Structure and intramodular dynamics of the amino-terminal LIM domain from quail cysteine- and glycine-rich protein CRP2.

Members of the cysteine and glycine-rich protein (CRP) family (CRP1, CRP2, and CRP3) contain two zinc-binding LIM domains, LIM1 and LIM2, and are implicated in diverse cellular processes linked to differentiation, growth control and pathogenesis. The solution structure of an 81-amino acid recombinant peptide encompassing the amino-terminal LIM1 domain of quail CRP2 has been determined by 2D and 3D homo- and heteronuclear NMR spectroscopy.
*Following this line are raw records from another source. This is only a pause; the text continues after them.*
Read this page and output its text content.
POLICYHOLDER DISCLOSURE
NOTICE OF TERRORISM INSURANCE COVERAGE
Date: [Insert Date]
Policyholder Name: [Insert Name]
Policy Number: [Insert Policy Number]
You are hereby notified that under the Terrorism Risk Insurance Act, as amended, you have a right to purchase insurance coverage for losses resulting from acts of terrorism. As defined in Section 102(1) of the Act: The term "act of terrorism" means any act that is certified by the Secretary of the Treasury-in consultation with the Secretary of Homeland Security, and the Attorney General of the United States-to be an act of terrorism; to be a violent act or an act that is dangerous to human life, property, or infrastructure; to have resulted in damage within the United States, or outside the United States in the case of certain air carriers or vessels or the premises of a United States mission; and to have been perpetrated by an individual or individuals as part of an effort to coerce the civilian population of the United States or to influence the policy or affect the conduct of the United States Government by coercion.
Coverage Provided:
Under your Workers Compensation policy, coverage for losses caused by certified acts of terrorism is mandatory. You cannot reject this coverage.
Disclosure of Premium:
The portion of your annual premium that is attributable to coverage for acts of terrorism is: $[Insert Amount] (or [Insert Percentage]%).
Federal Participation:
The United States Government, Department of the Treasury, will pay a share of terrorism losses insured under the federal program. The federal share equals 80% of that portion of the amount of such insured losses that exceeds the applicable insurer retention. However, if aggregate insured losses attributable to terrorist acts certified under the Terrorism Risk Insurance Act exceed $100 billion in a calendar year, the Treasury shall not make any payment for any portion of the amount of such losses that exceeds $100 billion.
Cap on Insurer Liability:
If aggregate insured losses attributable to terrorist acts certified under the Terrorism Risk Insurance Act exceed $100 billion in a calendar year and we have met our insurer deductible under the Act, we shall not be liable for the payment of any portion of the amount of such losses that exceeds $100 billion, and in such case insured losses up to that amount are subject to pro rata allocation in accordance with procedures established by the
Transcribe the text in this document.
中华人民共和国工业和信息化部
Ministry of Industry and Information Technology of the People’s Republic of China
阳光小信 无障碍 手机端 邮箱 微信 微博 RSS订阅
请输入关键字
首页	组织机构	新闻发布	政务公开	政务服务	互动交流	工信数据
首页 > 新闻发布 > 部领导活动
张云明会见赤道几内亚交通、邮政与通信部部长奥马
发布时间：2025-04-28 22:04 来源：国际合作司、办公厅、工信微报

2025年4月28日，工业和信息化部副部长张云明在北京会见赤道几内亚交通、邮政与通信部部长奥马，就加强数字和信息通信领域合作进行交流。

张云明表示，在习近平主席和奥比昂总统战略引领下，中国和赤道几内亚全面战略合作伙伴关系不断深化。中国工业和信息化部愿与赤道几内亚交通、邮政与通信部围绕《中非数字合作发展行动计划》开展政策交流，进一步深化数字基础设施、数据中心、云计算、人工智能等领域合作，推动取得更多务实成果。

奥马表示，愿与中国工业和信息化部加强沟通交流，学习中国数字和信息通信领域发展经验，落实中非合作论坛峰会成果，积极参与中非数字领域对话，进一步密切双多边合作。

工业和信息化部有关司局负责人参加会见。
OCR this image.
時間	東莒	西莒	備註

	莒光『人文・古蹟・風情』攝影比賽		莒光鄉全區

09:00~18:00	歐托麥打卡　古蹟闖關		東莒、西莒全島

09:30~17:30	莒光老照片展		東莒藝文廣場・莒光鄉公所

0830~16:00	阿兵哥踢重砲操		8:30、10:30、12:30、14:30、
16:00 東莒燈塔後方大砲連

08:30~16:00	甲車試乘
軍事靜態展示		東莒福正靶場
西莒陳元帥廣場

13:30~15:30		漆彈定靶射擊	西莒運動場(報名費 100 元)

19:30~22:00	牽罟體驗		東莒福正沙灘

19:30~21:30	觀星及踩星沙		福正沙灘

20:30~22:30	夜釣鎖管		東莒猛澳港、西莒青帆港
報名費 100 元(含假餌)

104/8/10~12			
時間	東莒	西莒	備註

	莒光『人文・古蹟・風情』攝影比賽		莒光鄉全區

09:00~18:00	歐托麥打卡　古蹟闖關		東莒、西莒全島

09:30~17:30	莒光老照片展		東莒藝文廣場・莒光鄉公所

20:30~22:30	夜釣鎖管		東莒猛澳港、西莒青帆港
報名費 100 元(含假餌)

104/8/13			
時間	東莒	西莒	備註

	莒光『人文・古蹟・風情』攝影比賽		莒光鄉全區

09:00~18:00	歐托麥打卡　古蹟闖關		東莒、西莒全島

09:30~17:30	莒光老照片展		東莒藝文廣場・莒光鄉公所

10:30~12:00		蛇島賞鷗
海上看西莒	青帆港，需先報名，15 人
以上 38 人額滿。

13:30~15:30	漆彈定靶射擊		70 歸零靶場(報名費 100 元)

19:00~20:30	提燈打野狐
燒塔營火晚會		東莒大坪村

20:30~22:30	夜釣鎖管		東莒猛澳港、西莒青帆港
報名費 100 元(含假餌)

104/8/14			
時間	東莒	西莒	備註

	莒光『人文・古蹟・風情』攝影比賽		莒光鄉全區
The LIM1 domain consists of two zinc binding sites of the CCHC and the CCCC type, respectively, which both contain two orthogonally arranged antiparallel beta-sheets and which are packed together by a hydrophobic core composed of residues from the zinc finger loop regions. The CCCC zinc finger is followed by a short alpha-helical stretch. The structural analysis revealed that the global fold of LIM1 closely resembles the recently determined solution structures of the carboxyl-terminal LIM2 domains of quail CRP2 and chicken CRP1, and that LIM1 and LIM2 are independently folded structural and presumably functional domains of CRP proteins. To explore the dynamical properties of CRP proteins, we have used 15N relaxation values (T1, T2, and nuclear Overhauser effect (NOE) to describe the dynamical behavior of a LIM domain. A model-free analysis revealed local variations in mobility along the backbone of the quail CRP2 LIM1 motif. Slow motions are evident in turn regions located between the various antiparallel beta-sheets or between their strands. By use of an extended motional model, fast backbone motions were detected for backbone amide NH groups of hydrophobic residues located in the core region of the LIM1 domain. These findings point to a flexible hydrophobic core in the LIM1 domain allowing residual relative mobility of the two zinc fingers, which might be important to optimize the LIM1 interface for interaction with its physiological target molecule(s) and to compensate enthalpically for the entropy loss upon binding.